Diario

viernes, 19 de diciembre de 2008

Cada vez que dicen...

"Patria, pienso en el pueblo y me pongo a temblar."



Asi reza una canción de Carlos Cano.



Hace unos momentos oía el Último Vicio en RNE, Radio 3.



Yaví (desconozco como se escribe) un músico iraní hablaba de su tierra. Una flor con más espinas que flores decía él, en la actualidad.



Ha creado una música que titula " El eje del amor". Todos sabemos a que alude.



Y ahí quería llegar a pesar de las vueltas que le venía dando.



Soy apátrida. He encontrado más patrias. Todos los países que he visitado. No, no han sido muchos. Quizás cinco. También he visitado pueblos distintos en nuestra propia tierra. Nunca me he sentido extraña.



Sin embargo mi modo de ver y de pensar lo cambió Marruecos en una cortisima visita y que por cobardía no alargué. Si, si. Los miedos de los que siempre oí hablar se hicieron conmigo, me contagiaron con imágenes que no me dejaron pegar ojo. Cuando quise dar marcha atrás no me pareció cortés con las personas que me habían entregado las llaves de aquella casa en medio de la nada. Así que no regresé pese a desearlo. A la casa significo.



Menos mal que me consoló de mi desventura una hermana de Nadjet que sentía el mismo miedo que yo en aquél lugar.

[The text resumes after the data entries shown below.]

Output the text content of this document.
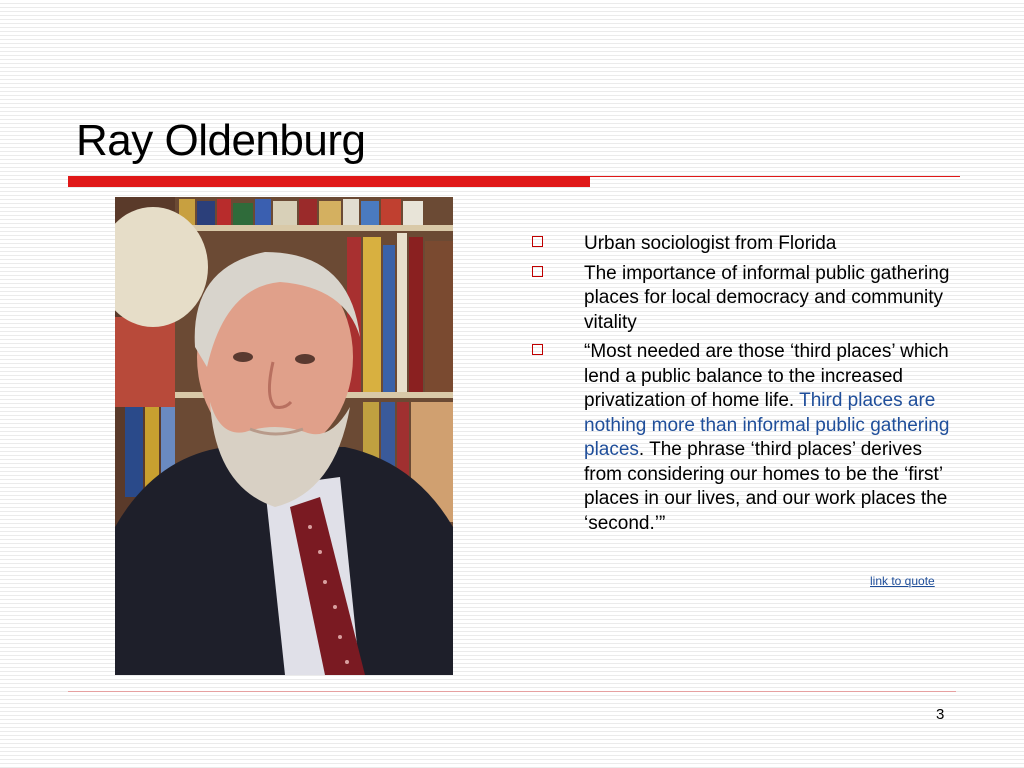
Ray Oldenburg
Urban sociologist from Florida
The importance of informal public gathering places for local democracy and community vitality
“Most needed are those ‘third places’ which lend a public balance to the increased privatization of home life. Third places are nothing more than informal public gathering places. The phrase ‘third places’ derives from considering our homes to be the ‘first’ places in our lives, and our work places the ‘second.’”
link to quote
3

Al grano, que me pierdo en divagaciones.



Lo que aprendí de Marruecos fue: lo poco que se necesita para sonreirle al destino que nos abraza.

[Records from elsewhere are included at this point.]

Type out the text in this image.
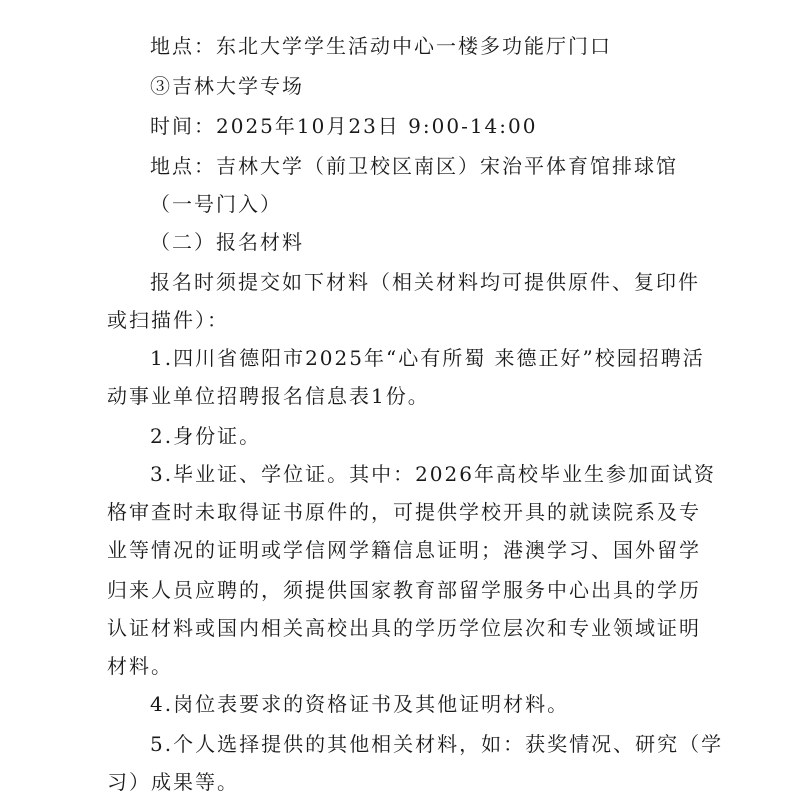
地点：东北大学学生活动中心一楼多功能厅门口
③吉林大学专场
时间：2025年10月23日 9:00-14:00
地点：吉林大学（前卫校区南区）宋治平体育馆排球馆
（一号门入）
（二）报名材料
报名时须提交如下材料（相关材料均可提供原件、复印件
或扫描件）：
1.四川省德阳市2025年“心有所蜀 来德正好”校园招聘活
动事业单位招聘报名信息表1份。
2.身份证。
3.毕业证、学位证。其中：2026年高校毕业生参加面试资
格审查时未取得证书原件的，可提供学校开具的就读院系及专
业等情况的证明或学信网学籍信息证明；港澳学习、国外留学
归来人员应聘的，须提供国家教育部留学服务中心出具的学历
认证材料或国内相关高校出具的学历学位层次和专业领域证明
材料。
4.岗位表要求的资格证书及其他证明材料。
5.个人选择提供的其他相关材料，如：获奖情况、研究（学
习）成果等。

Porque digan lo que digan quienes lo digan, todo, no lo manejamos a voluntad. Hay cosas que se nos escapan, situaciones inesperadas que nos sabemos manejar positivamente.



¿De donde procede el dolor?

¿Por qué sufrimos sin motivo aparente?



Allí en Marruecos comprendí que de lo que nos quejamos es de exceso. Nos hace desdichados el tener tantisimo donde elegir.

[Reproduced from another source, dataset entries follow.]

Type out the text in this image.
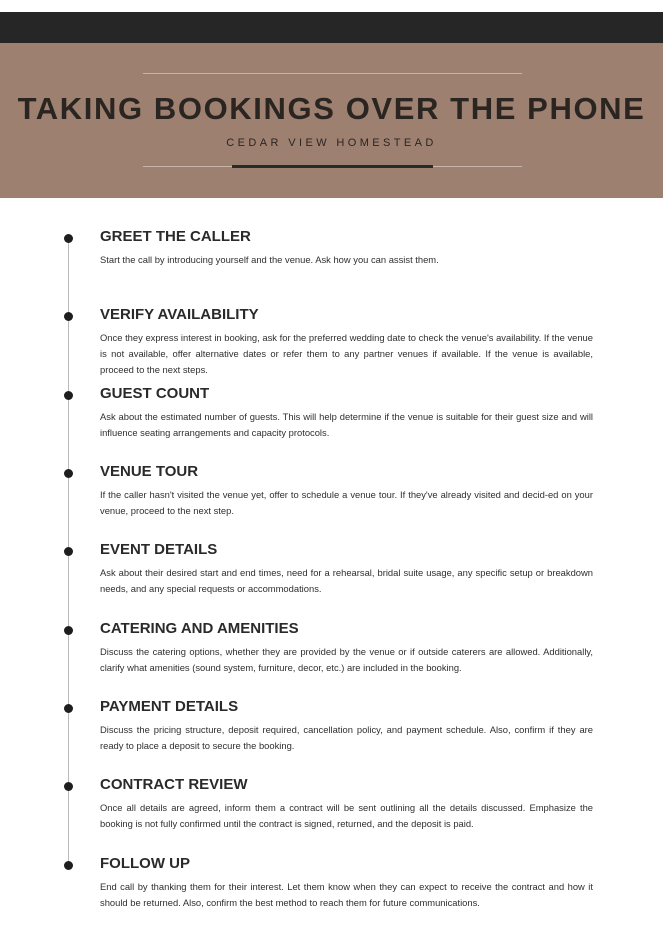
TAKING BOOKINGS OVER THE PHONE
CEDAR VIEW HOMESTEAD
GREET THE CALLER
Start the call by introducing yourself and the venue. Ask how you can assist them.
VERIFY AVAILABILITY
Once they express interest in booking, ask for the preferred wedding date to check the venue's availability. If the venue is not available, offer alternative dates or refer them to any partner venues if available. If the venue is available, proceed to the next steps.
GUEST COUNT
Ask about the estimated number of guests. This will help determine if the venue is suitable for their guest size and will influence seating arrangements and capacity protocols.
VENUE TOUR
If the caller hasn't visited the venue yet, offer to schedule a venue tour. If they've already visited and decid-ed on your venue, proceed to the next step.
EVENT DETAILS
Ask about their desired start and end times, need for a rehearsal, bridal suite usage, any specific setup or breakdown needs, and any special requests or accommodations.
CATERING AND AMENITIES
Discuss the catering options, whether they are provided by the venue or if outside caterers are allowed. Additionally, clarify what amenities (sound system, furniture, decor, etc.) are included in the booking.
PAYMENT DETAILS
Discuss the pricing structure, deposit required, cancellation policy, and payment schedule. Also, confirm if they are ready to place a deposit to secure the booking.
CONTRACT REVIEW
Once all details are agreed, inform them a contract will be sent outlining all the details discussed. Emphasize the booking is not fully confirmed until the contract is signed, returned, and the deposit is paid.
FOLLOW UP
End call by thanking them for their interest. Let them know when they can expect to receive the contract and how it should be returned. Also, confirm the best method to reach them for future communications.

Me devolvió a la Granada de años atrás y con ella a una época donde el tener de todo y en demasía no estaba de moda.



Me dí cuenta de que incluso el paisaje era el apéndice que le faltaba a Granada y a toda la Bética.



Me dí cuenta que todos formabamos un todo inseparable.





y la mula en el trigo

He perdido un comentario y lo lamento. Porque de veras me importa ,y mucho vuestra opinión. Así que antes de continuar, una vez más gracias.

Lo hago públicamente y en la ventana en la que algún errático o buscador o seguidor y seguidoras que también las hay, me encuentra con más facilidad.

Hoy he recibido el primer mensaje navideño.

Supongo que muchos de nosotros no vivimos la navidad con el auténtico mensaje que implica, y que nos gustaría ser niños de nuevo para vivirla con la misma inocencia.

Nos entretenemos en ello quizás obviando que ni siquiera los niños-todos los niños-tienen ni tendrán jamás la oportunidad de tener unas fiestas felices.

Pero no. Hoy, no.

Hoy vuelvo a las navidades de mi infancia, y me gusta. Vaya si me gusta. Mi árbol ya cuelga en casa. Es posible que no venga a estar conmigo nadie, y sin embargo me gusta verlo. Me gusta imaginar y con ello me labro esa navidad perdida.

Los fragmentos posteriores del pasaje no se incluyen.